The Ethics and Anti-Corruption Commission (EACC) has arrested three traffic police officers attached to Sondu Police Station for allegedly soliciting and receiving bribes from motorists along the busy Kisumu–Kisii Highway, in a high-profile swoop that underscores what observers are calling the dawn of a new era of police discipline.
Those arrested are Inspector of Police Rachel Wangetha, Corporal Wilberforce Koffi, and Corporal Shadrack Nerima.
According to the EACC, the arrests followed a targeted surveillance operation launched after the Commission received multiple complaints from motorists and members of the public about persistent extortion at the Sondu roadblock—an area that has seen a surge in traffic during the festive season.

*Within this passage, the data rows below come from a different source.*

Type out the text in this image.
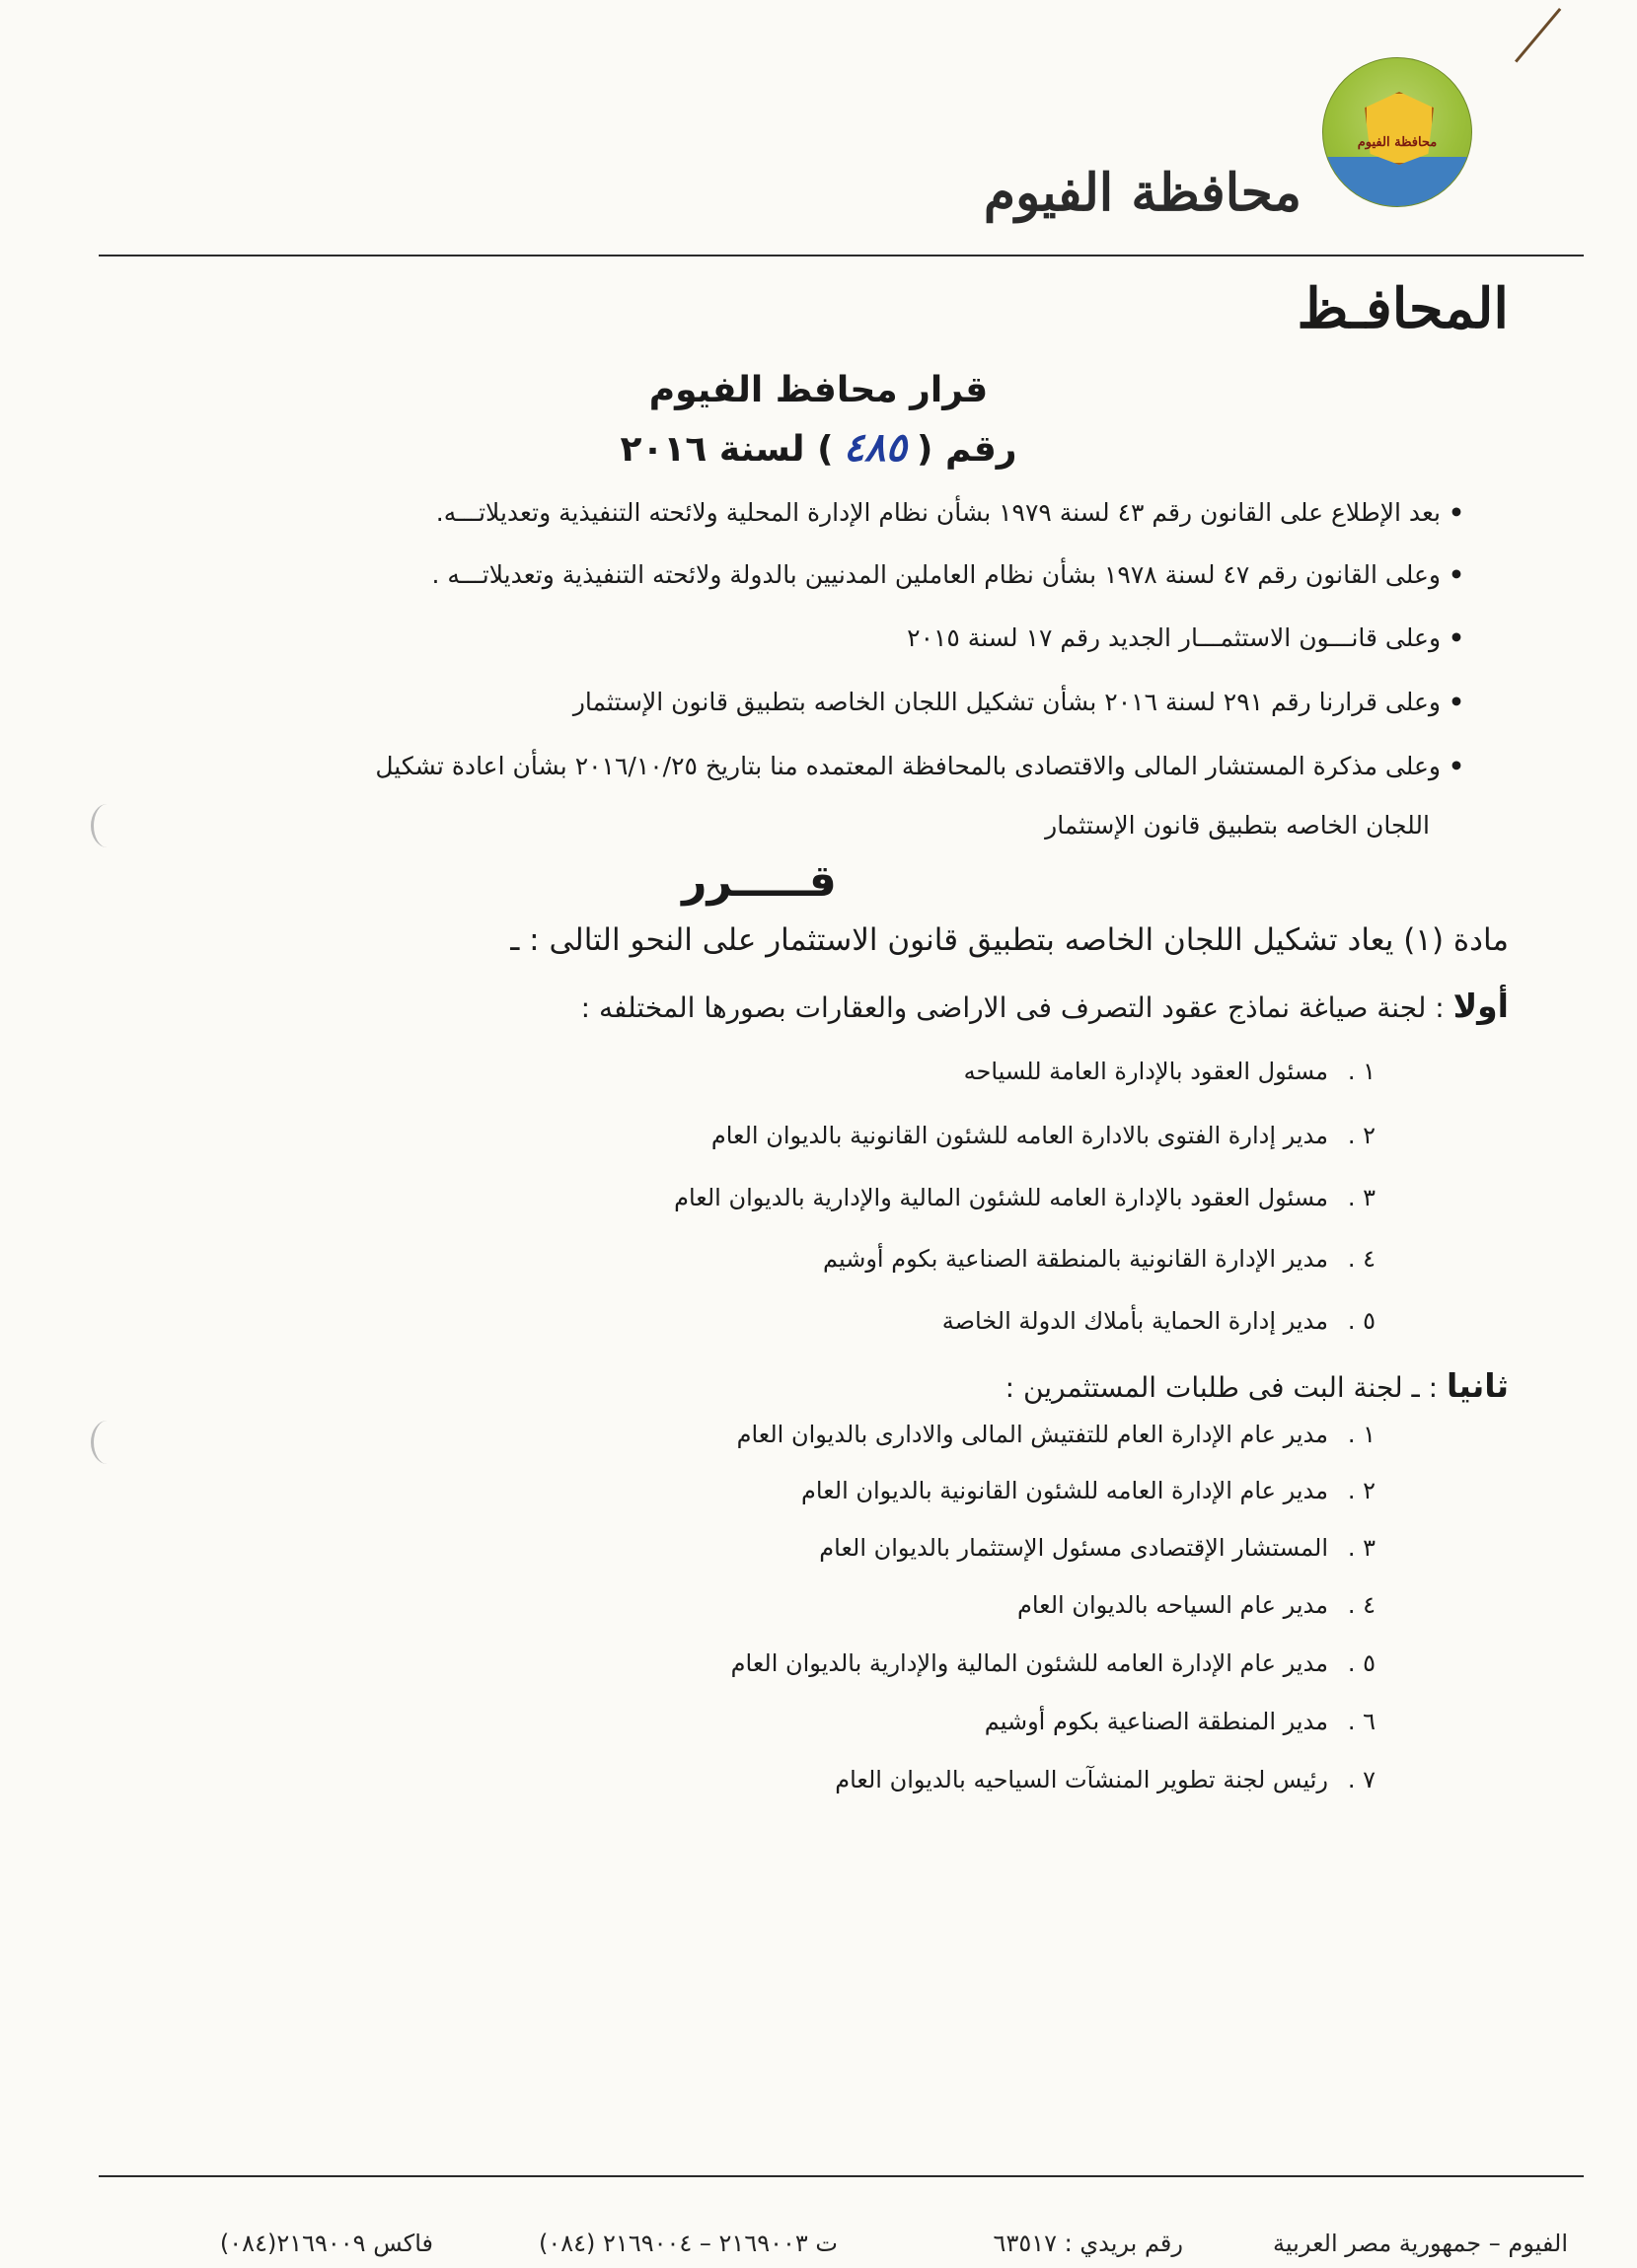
محافظة الفيوم
محافظة الفيوم
المحافـظ
قرار محافظ الفيوم
رقم (٤٨٥) لسنة ٢٠١٦
•بعد الإطلاع على القانون رقم ٤٣ لسنة ١٩٧٩ بشأن نظام الإدارة المحلية ولائحته التنفيذية وتعديلاتـــه.
•وعلى القانون رقم ٤٧ لسنة ١٩٧٨ بشأن نظام العاملين المدنيين بالدولة ولائحته التنفيذية وتعديلاتـــه .
•وعلى قانـــون الاستثمـــار الجديد رقم ١٧ لسنة ٢٠١٥
•وعلى قرارنا رقم ٢٩١ لسنة ٢٠١٦ بشأن تشكيل اللجان الخاصه بتطبيق قانون الإستثمار
•وعلى مذكرة المستشار المالى والاقتصادى بالمحافظة المعتمده منا بتاريخ ٢٠١٦/١٠/٢٥ بشأن اعادة تشكيل
اللجان الخاصه بتطبيق قانون الإستثمار
قـــــرر
مادة (١) يعاد تشكيل اللجان الخاصه بتطبيق قانون الاستثمار على النحو التالى : ـ
أولا : لجنة صياغة نماذج عقود التصرف فى الاراضى والعقارات بصورها المختلفه :
١ .مسئول العقود بالإدارة العامة للسياحه
٢ .مدير إدارة الفتوى بالادارة العامه للشئون القانونية بالديوان العام
٣ .مسئول العقود بالإدارة العامه للشئون المالية والإدارية بالديوان العام
٤ .مدير الإدارة القانونية بالمنطقة الصناعية بكوم أوشيم
٥ .مدير إدارة الحماية بأملاك الدولة الخاصة
ثانيا : ـ لجنة البت فى طلبات المستثمرين :
١ .مدير عام الإدارة العام للتفتيش المالى والادارى بالديوان العام
٢ .مدير عام الإدارة العامه للشئون القانونية بالديوان العام
٣ .المستشار الإقتصادى مسئول الإستثمار بالديوان العام
٤ .مدير عام السياحه بالديوان العام
٥ .مدير عام الإدارة العامه للشئون المالية والإدارية بالديوان العام
٦ .مدير المنطقة الصناعية بكوم أوشيم
٧ .رئيس لجنة تطوير المنشآت السياحيه بالديوان العام
الفيوم – جمهورية مصر العربية
رقم بريدي : ٦٣٥١٧
ت ٢١٦٩٠٠٣ – ٢١٦٩٠٠٤ (٠٨٤)
فاكس ٢١٦٩٠٠٩(٠٨٤)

With Christmas and New Year festivities clogging roads nationwide, highways have been flooded with all manner of motorists—private vehicles, public service buses, long-haul trucks, and car-hire vehicles ferrying holidaymakers. The congestion, coupled with the urgency of festive travel, has historically created fertile ground for corrupt officers to turn routine roadblocks into illegal cash points.
EACC investigators say the suspects were caught in the act, actively soliciting and demanding bribes from road users—often without conducting any vehicle inspections or enforcing traffic regulations. Upon arrest, the officers were found in possession of cash in various denominations, suspected to be proceeds of corruption.

Booked, Investigated, Accountable
The suspects were first processed at the EACC Central Nyanza Regional Office in Kisumu before being escorted to Kisumu Railways and Ports Police Station, where they were booked pending further investigations.
The Sondu arrests come barely days after another EACC swoop on Christmas Day, when two traffic officers were arrested at a separate roadblock, reinforcing the Commission’s message that no badge offers immunity from the law—even during the festive season.
The latest operation forms part of a broader nationwide crackdown on bribery and corruption along major roads, particularly during peak travel periods when extortion complaints tend to spike. EACC says it is scaling up intelligence gathering and surveillance across essential public services and corruption-prone sectors to restore integrity and accountability.
“The Commission remains fully committed to enforcing anti-corruption laws and protecting motorists from extortion,” EACC said in a statement, urging the public to report any incidents of corruption through its established reporting channels.
As millions prepare to hit the roads ahead of the New Year, the message from the anti-graft agency is unmistakable: the era of festive-season shakedowns by rogue traffic officers is coming to an end.